Die Historienserie vor dem Hintergrund des ersten der drei deutschen Einigungskriege spielt mit verschiedenen Zeitebenen.

Dänemark, Mitte des 19. Jahrhunderts: Die Brüder Peter und Laust Jensen verleben eine glückliche Kindheit und Jugend auf einem Gutshof an der Küste. Die beiden messen gerne ihre Kräfte und versuchen stets einander zu übertrumpfen, doch wenn es darauf ankommt, sind die Brüder füreinander da.
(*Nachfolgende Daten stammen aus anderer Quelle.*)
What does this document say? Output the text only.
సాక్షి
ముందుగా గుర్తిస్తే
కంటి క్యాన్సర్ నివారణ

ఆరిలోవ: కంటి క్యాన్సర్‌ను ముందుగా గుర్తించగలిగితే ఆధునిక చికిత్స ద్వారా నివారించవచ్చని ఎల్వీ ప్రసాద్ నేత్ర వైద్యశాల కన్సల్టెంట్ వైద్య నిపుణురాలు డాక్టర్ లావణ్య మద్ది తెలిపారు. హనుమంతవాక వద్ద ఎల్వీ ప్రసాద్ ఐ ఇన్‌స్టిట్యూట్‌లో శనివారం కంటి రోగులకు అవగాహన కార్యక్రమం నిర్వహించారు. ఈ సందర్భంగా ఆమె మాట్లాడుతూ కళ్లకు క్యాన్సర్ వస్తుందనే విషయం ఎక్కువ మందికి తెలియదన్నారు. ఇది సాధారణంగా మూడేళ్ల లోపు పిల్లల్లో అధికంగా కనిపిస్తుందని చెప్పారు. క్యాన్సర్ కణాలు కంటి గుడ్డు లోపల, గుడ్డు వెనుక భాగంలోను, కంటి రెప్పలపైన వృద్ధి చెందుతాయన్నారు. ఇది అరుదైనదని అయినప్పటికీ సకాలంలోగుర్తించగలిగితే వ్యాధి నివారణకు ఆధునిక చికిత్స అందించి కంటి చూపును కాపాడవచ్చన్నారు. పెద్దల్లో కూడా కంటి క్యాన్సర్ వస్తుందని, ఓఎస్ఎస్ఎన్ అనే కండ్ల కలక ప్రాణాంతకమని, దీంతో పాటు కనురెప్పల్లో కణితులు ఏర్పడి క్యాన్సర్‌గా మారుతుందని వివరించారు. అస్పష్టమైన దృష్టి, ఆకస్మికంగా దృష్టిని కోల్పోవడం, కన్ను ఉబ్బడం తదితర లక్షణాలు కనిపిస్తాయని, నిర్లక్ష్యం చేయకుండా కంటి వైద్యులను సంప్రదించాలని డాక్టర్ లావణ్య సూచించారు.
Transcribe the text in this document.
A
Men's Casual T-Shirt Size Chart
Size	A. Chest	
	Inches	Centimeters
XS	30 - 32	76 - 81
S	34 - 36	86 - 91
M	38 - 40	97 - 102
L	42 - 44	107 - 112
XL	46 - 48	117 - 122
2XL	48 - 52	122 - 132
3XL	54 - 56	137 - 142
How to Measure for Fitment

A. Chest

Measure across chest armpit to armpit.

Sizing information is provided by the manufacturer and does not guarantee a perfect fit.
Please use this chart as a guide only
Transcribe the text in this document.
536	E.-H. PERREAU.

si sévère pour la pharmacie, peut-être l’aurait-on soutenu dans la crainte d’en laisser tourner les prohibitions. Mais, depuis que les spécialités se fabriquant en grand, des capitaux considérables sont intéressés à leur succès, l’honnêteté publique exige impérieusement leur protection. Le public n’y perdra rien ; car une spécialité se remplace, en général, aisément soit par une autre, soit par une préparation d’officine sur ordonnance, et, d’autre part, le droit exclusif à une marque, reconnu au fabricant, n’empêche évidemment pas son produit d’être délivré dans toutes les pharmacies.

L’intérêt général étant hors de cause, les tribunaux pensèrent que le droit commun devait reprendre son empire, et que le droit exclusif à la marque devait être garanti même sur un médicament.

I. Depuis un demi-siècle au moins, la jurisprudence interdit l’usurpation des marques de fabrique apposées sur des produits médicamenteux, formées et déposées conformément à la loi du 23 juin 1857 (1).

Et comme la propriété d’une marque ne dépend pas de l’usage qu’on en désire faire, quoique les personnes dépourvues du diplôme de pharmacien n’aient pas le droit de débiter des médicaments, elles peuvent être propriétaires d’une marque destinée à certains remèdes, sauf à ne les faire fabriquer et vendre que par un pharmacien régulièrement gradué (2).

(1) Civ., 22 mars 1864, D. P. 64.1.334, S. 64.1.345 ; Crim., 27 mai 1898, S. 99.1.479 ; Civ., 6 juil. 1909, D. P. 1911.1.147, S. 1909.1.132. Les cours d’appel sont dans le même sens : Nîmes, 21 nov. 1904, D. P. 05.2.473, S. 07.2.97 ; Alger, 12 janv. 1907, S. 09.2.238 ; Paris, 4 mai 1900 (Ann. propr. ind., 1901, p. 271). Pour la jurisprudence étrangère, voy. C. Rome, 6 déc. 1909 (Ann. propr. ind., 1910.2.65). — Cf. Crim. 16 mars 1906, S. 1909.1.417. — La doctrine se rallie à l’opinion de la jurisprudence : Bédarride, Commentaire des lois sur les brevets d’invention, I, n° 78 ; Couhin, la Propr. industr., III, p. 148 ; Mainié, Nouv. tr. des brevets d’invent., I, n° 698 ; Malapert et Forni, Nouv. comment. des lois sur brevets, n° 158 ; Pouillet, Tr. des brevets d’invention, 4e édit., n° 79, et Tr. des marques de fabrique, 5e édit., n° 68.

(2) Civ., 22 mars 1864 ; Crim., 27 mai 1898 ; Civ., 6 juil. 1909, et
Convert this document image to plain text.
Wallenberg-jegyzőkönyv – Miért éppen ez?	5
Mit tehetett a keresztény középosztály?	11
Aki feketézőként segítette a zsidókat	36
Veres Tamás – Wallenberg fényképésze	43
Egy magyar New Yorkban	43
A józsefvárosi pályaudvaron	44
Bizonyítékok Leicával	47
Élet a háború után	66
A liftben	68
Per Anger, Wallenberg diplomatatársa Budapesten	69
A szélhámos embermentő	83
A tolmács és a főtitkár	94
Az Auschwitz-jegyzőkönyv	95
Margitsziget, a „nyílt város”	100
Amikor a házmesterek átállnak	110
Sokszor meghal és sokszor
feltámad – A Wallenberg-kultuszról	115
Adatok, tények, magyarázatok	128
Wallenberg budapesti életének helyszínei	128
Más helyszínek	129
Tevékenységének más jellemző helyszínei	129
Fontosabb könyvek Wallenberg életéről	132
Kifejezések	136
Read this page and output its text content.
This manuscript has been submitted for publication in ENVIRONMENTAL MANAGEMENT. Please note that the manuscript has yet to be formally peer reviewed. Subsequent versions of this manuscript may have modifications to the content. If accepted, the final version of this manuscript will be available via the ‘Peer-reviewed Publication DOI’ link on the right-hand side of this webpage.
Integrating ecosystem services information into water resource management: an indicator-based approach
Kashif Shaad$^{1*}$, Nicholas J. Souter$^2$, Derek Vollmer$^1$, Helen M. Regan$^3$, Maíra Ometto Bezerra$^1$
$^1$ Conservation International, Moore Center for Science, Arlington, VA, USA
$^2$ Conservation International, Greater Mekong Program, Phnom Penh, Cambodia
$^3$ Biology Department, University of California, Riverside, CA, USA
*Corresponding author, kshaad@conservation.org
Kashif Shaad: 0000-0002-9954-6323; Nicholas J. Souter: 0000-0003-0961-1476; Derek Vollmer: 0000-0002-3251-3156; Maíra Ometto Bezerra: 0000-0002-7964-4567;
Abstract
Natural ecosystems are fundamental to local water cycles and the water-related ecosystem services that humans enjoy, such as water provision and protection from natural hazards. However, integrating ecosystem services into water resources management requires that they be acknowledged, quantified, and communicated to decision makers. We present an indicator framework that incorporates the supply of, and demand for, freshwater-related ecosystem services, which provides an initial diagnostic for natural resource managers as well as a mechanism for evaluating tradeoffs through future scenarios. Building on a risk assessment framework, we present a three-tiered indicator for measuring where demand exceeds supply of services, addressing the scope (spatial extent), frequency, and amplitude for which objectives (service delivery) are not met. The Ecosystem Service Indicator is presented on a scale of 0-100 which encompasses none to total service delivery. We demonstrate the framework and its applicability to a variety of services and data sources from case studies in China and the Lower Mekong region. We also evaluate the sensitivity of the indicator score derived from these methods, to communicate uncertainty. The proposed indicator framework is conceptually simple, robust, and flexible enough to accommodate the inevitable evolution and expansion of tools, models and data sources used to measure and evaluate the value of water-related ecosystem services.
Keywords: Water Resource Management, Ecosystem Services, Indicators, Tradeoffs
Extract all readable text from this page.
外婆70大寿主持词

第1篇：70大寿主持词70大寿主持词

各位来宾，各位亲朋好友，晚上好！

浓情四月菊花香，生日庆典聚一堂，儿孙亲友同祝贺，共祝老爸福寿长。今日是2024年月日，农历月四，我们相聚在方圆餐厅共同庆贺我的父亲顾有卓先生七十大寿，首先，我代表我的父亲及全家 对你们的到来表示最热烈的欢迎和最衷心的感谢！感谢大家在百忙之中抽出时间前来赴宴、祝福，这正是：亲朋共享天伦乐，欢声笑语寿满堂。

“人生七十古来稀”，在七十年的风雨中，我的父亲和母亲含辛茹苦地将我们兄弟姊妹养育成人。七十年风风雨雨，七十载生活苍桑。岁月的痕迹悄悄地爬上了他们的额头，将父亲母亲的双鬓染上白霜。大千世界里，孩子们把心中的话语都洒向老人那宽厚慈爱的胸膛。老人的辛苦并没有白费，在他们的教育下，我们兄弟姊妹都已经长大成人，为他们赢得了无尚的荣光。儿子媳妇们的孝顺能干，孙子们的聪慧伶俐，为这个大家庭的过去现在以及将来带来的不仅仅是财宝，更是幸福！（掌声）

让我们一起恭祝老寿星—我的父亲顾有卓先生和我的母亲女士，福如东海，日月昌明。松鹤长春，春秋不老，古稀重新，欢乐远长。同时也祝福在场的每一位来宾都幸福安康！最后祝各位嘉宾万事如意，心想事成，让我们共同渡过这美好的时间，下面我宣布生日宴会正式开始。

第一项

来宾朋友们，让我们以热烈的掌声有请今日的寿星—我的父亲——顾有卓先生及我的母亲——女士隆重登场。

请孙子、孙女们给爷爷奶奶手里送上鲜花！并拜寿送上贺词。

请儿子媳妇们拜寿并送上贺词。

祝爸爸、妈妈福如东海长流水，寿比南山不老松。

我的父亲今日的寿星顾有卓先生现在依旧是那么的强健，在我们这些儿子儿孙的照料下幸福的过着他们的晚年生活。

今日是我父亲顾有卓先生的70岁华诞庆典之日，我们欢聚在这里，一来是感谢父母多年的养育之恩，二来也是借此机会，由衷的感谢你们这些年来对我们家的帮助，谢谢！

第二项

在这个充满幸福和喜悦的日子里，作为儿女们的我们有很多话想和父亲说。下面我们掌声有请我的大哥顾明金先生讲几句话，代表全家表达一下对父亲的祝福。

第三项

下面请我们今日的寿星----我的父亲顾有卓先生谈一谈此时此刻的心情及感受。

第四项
Als Peter und Laust die hübsche Inge Juel, die Tochter des Gutsverwalters, kennenlernen, werden die drei unzertrennlich. Beide Jungen empfinden bald mehr für Inge als reine Freundschaft. Inge fühlt sich jedoch mehr zum sensiblen Laust hingezogen. Laust und Inge beginnen schließlich eine Liebesbeziehung, ohne Peter davon zu erzählen. Doch über dem jungen Glück ziehen dunkle Wolken auf. Als es 1864 zum Krieg zwischen Dänemark auf der einen Seite und Preußen und Österreich auf der anderen Seite kommt, melden sich die Brüder zum Militär. Rund 150 Jahre später findet die junge Claudia, ein als schwer erziehbar geltender Teenager, der auf dem Gut, auf dem die Jensen-Brüder gemeinsam mit Inge aufwuchsen, einen alten Baron pflegen soll, die Erinnerungen Inges und beginnt, dem Greis daraus vorzulesen.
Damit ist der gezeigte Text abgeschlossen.